Sunday 19 November 2017

Mandela farewell was RTE overkill THE LONG, LONG, LONG GOODBYE

Ian O'Doherty

Ian O'Doherty

"most PEOPLE WERE HEARTILY SICK OF BEING constantly REMINDED of how they should feel"



It will be interesting to see the viewership figures RTE will have garnered for Tuesday's coverage of the start of Mandela's send-off.

Some questions remain -- was this not exactly the kind of event that was designed for the much-vaunted RTE website?

After all, we've been told repeatedly that RTE wants to turn its streaming facility into a de facto news channel, and this was the perfect opportunity to showcase its online wares.

As it happens, RTE was covering the event on both the main terrestrial channel and the website, and it's hard not to escape the impression that this was classic overkill.

Even Sky, a dedicated news channel, went into local stories during its coverage, but the RTE version might as well have had the contributors wearing black and breaking into the occasional traditional tribal mourning song.

This was a classic case of newsroom values being confused with personal interests. Because as worthy as the story is, most people have now become heartily sick of having had to spend a week being bashed over the head with pious reporters telling us what a huge story this is. But here's the thing -- it's not, not really.

He's not a serving head of state, no matter how influential he may have been. That's certainly the view of many people I've spoken to in the past few days who admitted they were saddened to hear the news, but hardly surprised.

In fact, most people are heartily sick of being constantly reminded of how they should feel.

It's likely that few, if any, voices of dissent were raised in the RTE newsroom -- going against the liberal ethos in that place is as good a way to kill your career as any other, so the viewers were treated to a few hours of coverage that worked primarily as Novocaine for the brain, such was its deathly solemnity.

Despite all the muck that has been thrown at RTE lately, it was faced with an editorial call and made one -- but let's see if it's equally devoted to its coverage of the funeral of Mikhail Gorbachev.

But then, the senior producers in RTE and other broadcast outlets probably don't have fond memories of marching as students in support of Gorbachev.

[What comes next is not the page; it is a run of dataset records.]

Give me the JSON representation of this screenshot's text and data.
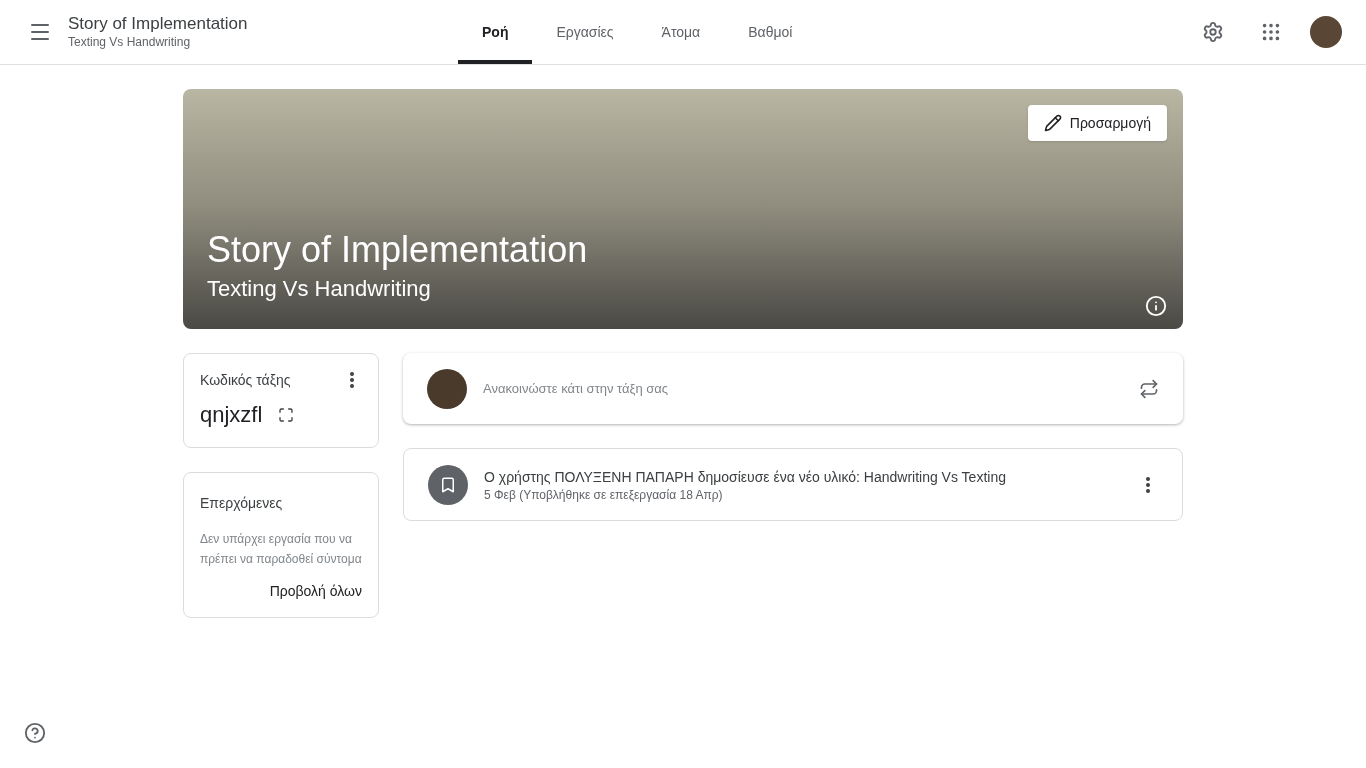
{
  "header": {
    "title": "Story of Implementation",
    "subtitle": "Texting Vs Handwriting"
  },
  "tabs": [
    {
      "label": "Ροή",
      "selected": true
    },
    {
      "label": "Εργασίες",
      "selected": false
    },
    {
      "label": "Άτομα",
      "selected": false
    },
    {
      "label": "Βαθμοί",
      "selected": false
    }
  ],
  "banner": {
    "title": "Story of Implementation",
    "subtitle": "Texting Vs Handwriting",
    "customize_button": "Προσαρμογή"
  },
  "class_code": {
    "label": "Κωδικός τάξης",
    "code": "qnjxzfl"
  },
  "upcoming": {
    "title": "Επερχόμενες",
    "message": "Δεν υπάρχει εργασία που να πρέπει να παραδοθεί σύντομα",
    "view_all": "Προβολή όλων"
  },
  "announce": {
    "placeholder": "Ανακοινώστε κάτι στην τάξη σας"
  },
  "posts": [
    {
      "title": "Ο χρήστης ΠΟΛΥΞΕΝΗ ΠΑΠΑΡΗ δημοσίευσε ένα νέο υλικό: Handwriting Vs Texting",
      "meta": "5 Φεβ (Υποβλήθηκε σε επεξεργασία 18 Απρ)"
    }
  ]
}
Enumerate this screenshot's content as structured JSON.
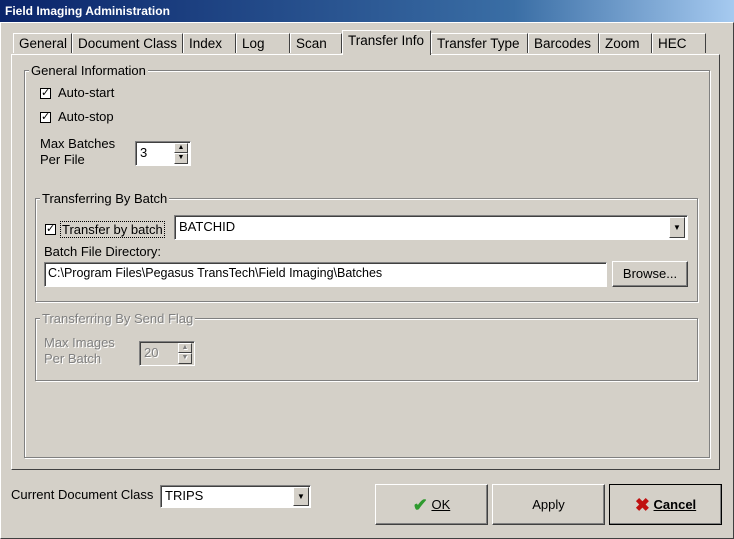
{
  "window": {
    "title": "Field Imaging Administration"
  },
  "tabs": [
    {
      "label": "General"
    },
    {
      "label": "Document Class"
    },
    {
      "label": "Index"
    },
    {
      "label": "Log"
    },
    {
      "label": "Scan"
    },
    {
      "label": "Transfer Info"
    },
    {
      "label": "Transfer Type"
    },
    {
      "label": "Barcodes"
    },
    {
      "label": "Zoom"
    },
    {
      "label": "HEC"
    }
  ],
  "active_tab": "Transfer Info",
  "general_info": {
    "legend": "General Information",
    "auto_start_label": "Auto-start",
    "auto_start_checked": true,
    "auto_stop_label": "Auto-stop",
    "auto_stop_checked": true,
    "max_batches_label_1": "Max Batches",
    "max_batches_label_2": "Per File",
    "max_batches_value": "3"
  },
  "by_batch": {
    "legend": "Transferring By Batch",
    "transfer_label": "Transfer by batch",
    "transfer_checked": true,
    "field_value": "BATCHID",
    "dir_label": "Batch File Directory:",
    "dir_value": "C:\\Program Files\\Pegasus TransTech\\Field Imaging\\Batches",
    "browse_label": "Browse..."
  },
  "by_send_flag": {
    "legend": "Transferring By Send Flag",
    "max_images_label_1": "Max Images",
    "max_images_label_2": "Per Batch",
    "max_images_value": "20"
  },
  "footer": {
    "doc_class_label": "Current Document Class",
    "doc_class_value": "TRIPS",
    "ok_label": "OK",
    "apply_label": "Apply",
    "cancel_label": "Cancel"
  },
  "colors": {
    "title_start": "#0a246a",
    "title_end": "#a6caf0",
    "ok_check": "#2e9a2e",
    "cancel_x": "#c01010"
  }
}
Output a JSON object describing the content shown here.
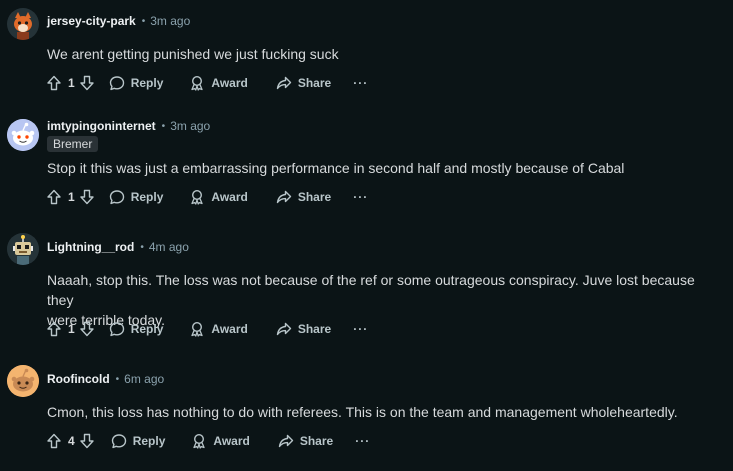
{
  "labels": {
    "reply": "Reply",
    "award": "Award",
    "share": "Share",
    "more": "···",
    "sep": "•"
  },
  "comments": [
    {
      "username": "jersey-city-park",
      "time": "3m ago",
      "flair": "",
      "body": [
        "We arent getting punished we just fucking suck"
      ],
      "votes": "1",
      "avatar": "fox-avatar",
      "avatar_color": "#e06b2a"
    },
    {
      "username": "imtypingoninternet",
      "time": "3m ago",
      "flair": "Bremer",
      "body": [
        "Stop it this was just a embarrassing performance in second half and mostly because of Cabal"
      ],
      "votes": "1",
      "avatar": "snoo-avatar",
      "avatar_color": "#b8c6f2"
    },
    {
      "username": "Lightning__rod",
      "time": "4m ago",
      "flair": "",
      "body": [
        "Naaah, stop this. The loss was not because of the ref or some outrageous conspiracy. Juve lost because they",
        "were terrible today."
      ],
      "votes": "1",
      "avatar": "robot-avatar",
      "avatar_color": "#3a4a52"
    },
    {
      "username": "Roofincold",
      "time": "6m ago",
      "flair": "",
      "body": [
        "Cmon, this loss has nothing to do with referees. This is on the team and management wholeheartedly."
      ],
      "votes": "4",
      "avatar": "snoo-avatar",
      "avatar_color": "#f4b46f"
    }
  ]
}
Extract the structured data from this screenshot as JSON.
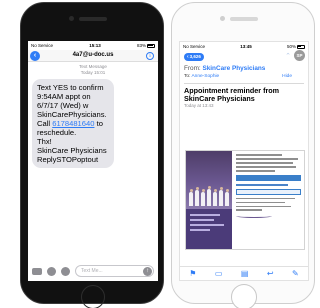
{
  "messages_screen": {
    "status_bar": {
      "carrier": "No Service",
      "time": "15:13",
      "battery": "83%"
    },
    "contact": "4a7@u-doc.us",
    "meta_line1": "Text Message",
    "meta_line2": "Today 15:01",
    "message_lines": [
      "Text YES to confirm",
      "9:54AM appt on",
      "6/7/17 (Wed) w",
      "SkinCarePhysicians.",
      "Call",
      "to",
      "reschedule.",
      "Thx!",
      "SkinCare Physicians",
      "ReplySTOPoptout"
    ],
    "phone_link": "6178481640",
    "input_placeholder": "Text Me..."
  },
  "mail_screen": {
    "status_bar": {
      "carrier": "No Service",
      "time": "13:45",
      "battery": "50%"
    },
    "inbox_count": "3,626",
    "from_label": "From:",
    "sender": "SkinCare Physicians",
    "to_label": "To:",
    "recipient": "Anne-Sophie",
    "hide_label": "Hide",
    "avatar_initials": "SP",
    "subject_line1": "Appointment reminder from",
    "subject_line2": "SkinCare Physicians",
    "date": "Today at 13:43"
  },
  "colors": {
    "ios_blue": "#2e7cf6",
    "bubble_grey": "#e5e5ea",
    "brand_purple": "#4b3b79"
  }
}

Meanwhile, as the other news channels were coming over all sombre, Fox News covered Obama's speech and then went on to other news.

Wow, it was almost like they knew what their viewers wanted, not what they should want.


Okay -- an apology. Of sorts. When The Walking Dead returned for this season, it bore all the hallmarks of one of those zombies stuck in the mud -- flailing around and trying desperately to move, but stuck in a state of stasis.

In fact, the first few episodes were so flat they looked like they were going to finish each one by having Rick turn to the camera and ask the viewers: "Well, could you do any better?"

But as flat as the show started, it came into its mid-season break on top form and -- gasp -- actually moved the story forward.

The prison refuge has gone, the Governor -- now, there was a man whose back story we wanted more of -- has finally met his match, and now that the survivors are back on the run we have ourselves a story that will hopefully be about more than Rick's desire to become a farmer.

Roll on February.



Ian Kehoe's cautiously optimistic peek into the minds of some of those who have decided to invest in Ireland was the latest in a series of small news nuggets that indicate the worst may be over.

But amid his interviews with various foreign investors, the scene of one auction being ambushed by the idiots shouting about Parnell while spouting the usual retarded republican rubbish was enough to turn anyone into an asset-grabber.

One of those interviewed was Tim Martin, who wants to bring his JD Wetherspoon pub venture to Ireland.

The Ryanair of pubs, Wetherspoons has been accused of swallowing up long-established local bars and undercutting the neighbours out of the market. To which most Irish patrons will say -- good. Let the established boozers up their game. And I bet those patriotic protesters will be the first through its doors.